Back in the nineties, 3DFX had a synthetic rendering benchmark that relied on keeping the entire benchmark in L1 but the secret was taking over the entire machine so that no interrupt or other mechanism could pollute the cache.
A bit of ignorance on my part, but would the L1 be holding the data and the instructions? In which case we would be trying to fit our entire 6502 emulator in less than 64K of memory alongside the emulated RAM/ROM?

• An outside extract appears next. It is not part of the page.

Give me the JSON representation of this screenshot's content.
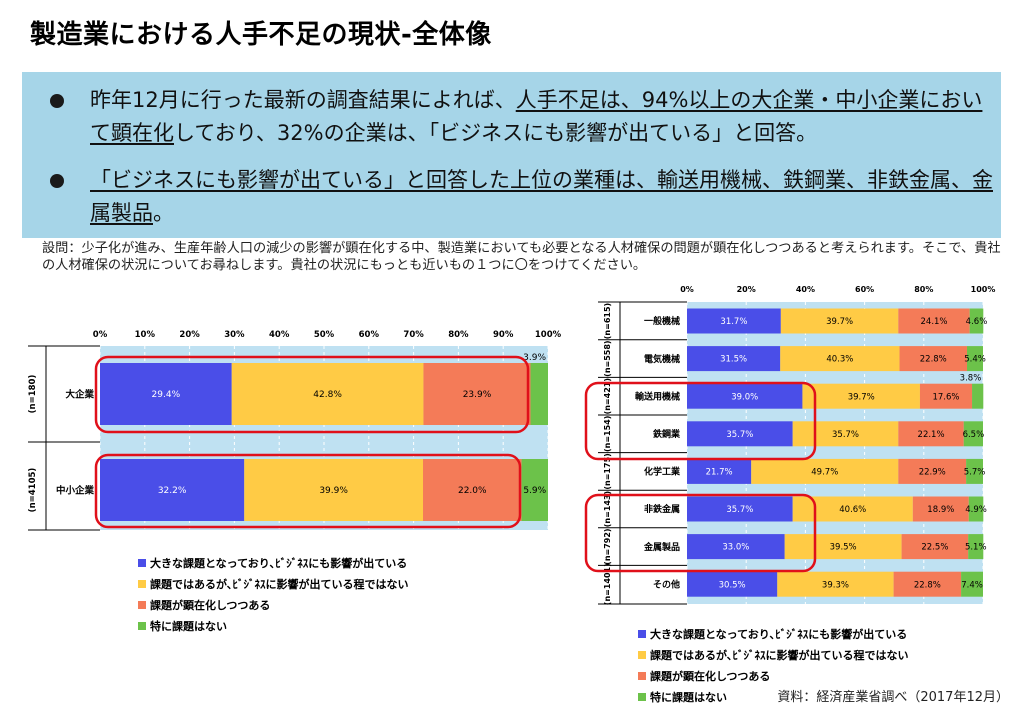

“The high-performance cores have an unusually large 192 KB of L1 instruction cache and 128 KB of L1 data cache and share a 12 MB L2 cache; the energy-efficient cores have a 128 KB L1 instruction cache, 64 KB L1 data cache, and a shared 4 MB L2 cache.”
⇒ chances are you don’t even have to try to fit an emulator of a 8-bit machine and it memory into the L1 cache.
Real question about L1 caches. For a long time, x86 (Intel & AMD) L1 caches have been pretty much pegged at 32KB. Do you know why they didn't make them larger? My guess: There is a trade-off between economics and performance.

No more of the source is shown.